FOR THE PPL IN THE BACK🍑
Lizzo is speaking out against TikTok’s unhealthy promotion of diet culture, fatphobia, and disordered eating. In a video shared on Jan. 6, the “About Damn Time” singer directly addressed negative comments from body shamers about her physical appearance. “The discourse around bodies is officially tiring,” she said while standing on the beach in a bikini.
Lizzo continued, “I have seen comments go from, ‘Oh my gosh, I liked you when you were thicc. Why’d you lose weight?,’ to ‘Oh my gosh, why’d you get a BBL? I liked your body before,’ to ‘Oh my gosh, you’re so big. You need to lose weight — but for your health,’ to ‘Oh my gosh, you’re so little. You need to get an ass or titties or something,’ to ‘Oh my gosh, why did she get all that work done? It’s just too much work.’”

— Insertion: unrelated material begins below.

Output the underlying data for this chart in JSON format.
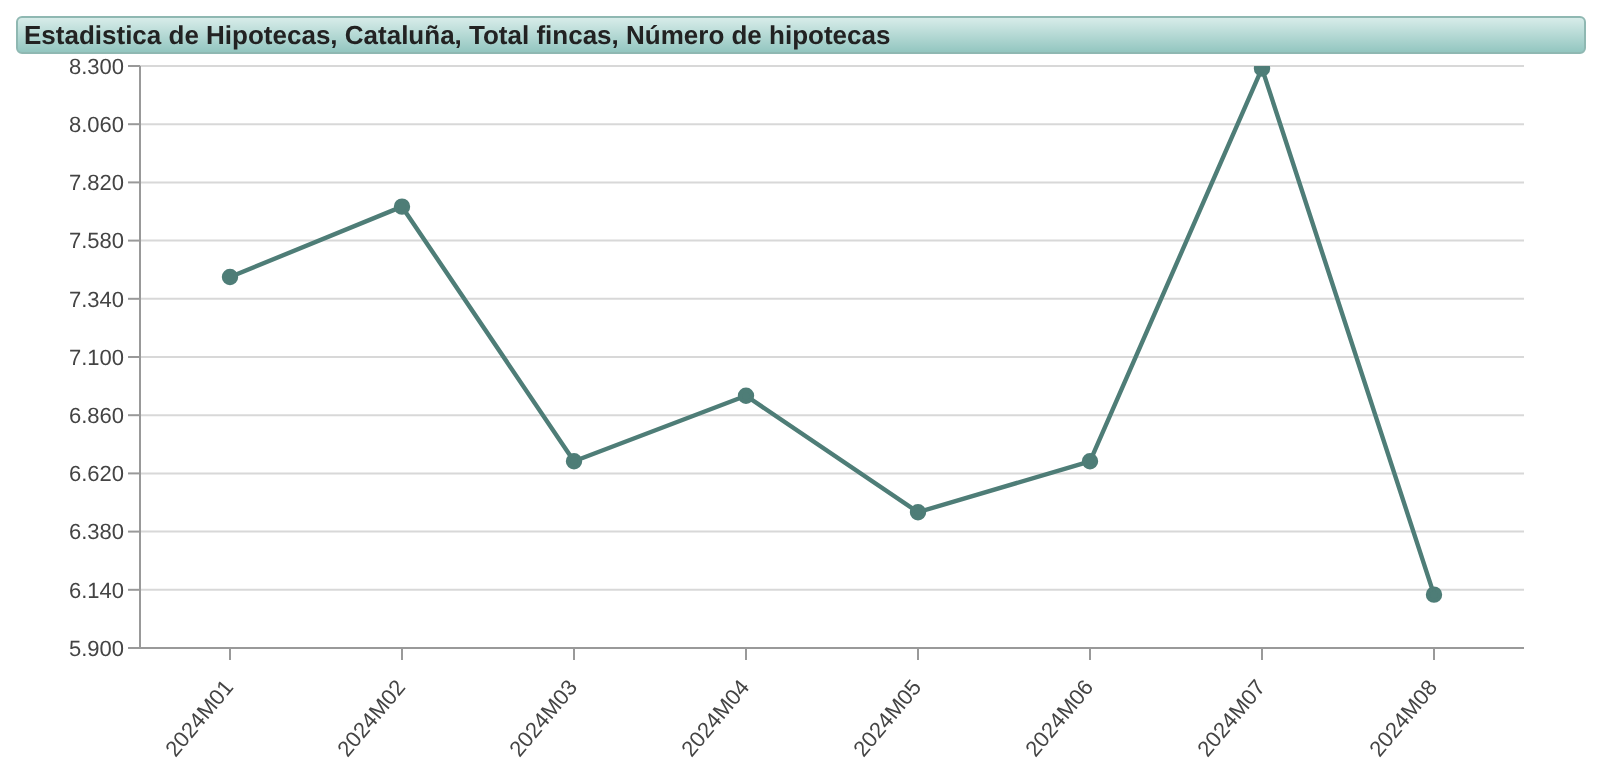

“Artists are here to make art, and this body is art.”
Impassioned, the singer went on to point out that artists are not required to fit social media’s unrealistic beauty standards. “Are we OK? Do you see the delusion?” she asked the camera. “Do we realize that artists are not here to fit into your beauty standards? Artists are here to make art, and this body is art. And I’m going to do whatever I want with this body. I wish that comments costed y’all money so that we could see how much time we are f*cking wasting on the wrong thing. Can we leave that sh*t back there, please?”
In the comments section, fans overwhelmingly voiced their support for Lizzo’s speech. One user wrote, “Period!!! It’s no one else’s business, and I’m tired of people hiding their fatphobia behind the thin veil of pretending to ‘care.’” Another user added, “Preach!!!!!!!” Below streams of clapping and heart emoji, other users cosigned Lizzo’s powerful statement. “There are so many other things to talk about than someone else’s body.” A different user wrote, “Insecure people make the loudest noise. They not happy within themselves, and they project it, hoping others will feel unhappy within too.”
While conversations around body shaming have been circulating heavily across social media for years, Lizzo’s comments serve as a much-needed reminder that beauty is subjective. More importantly, her video is a reminder that the internet is a dynamic space for holding important conversations, and unsolicited assessments of other people’s appearances should be last on the list of discussion topics.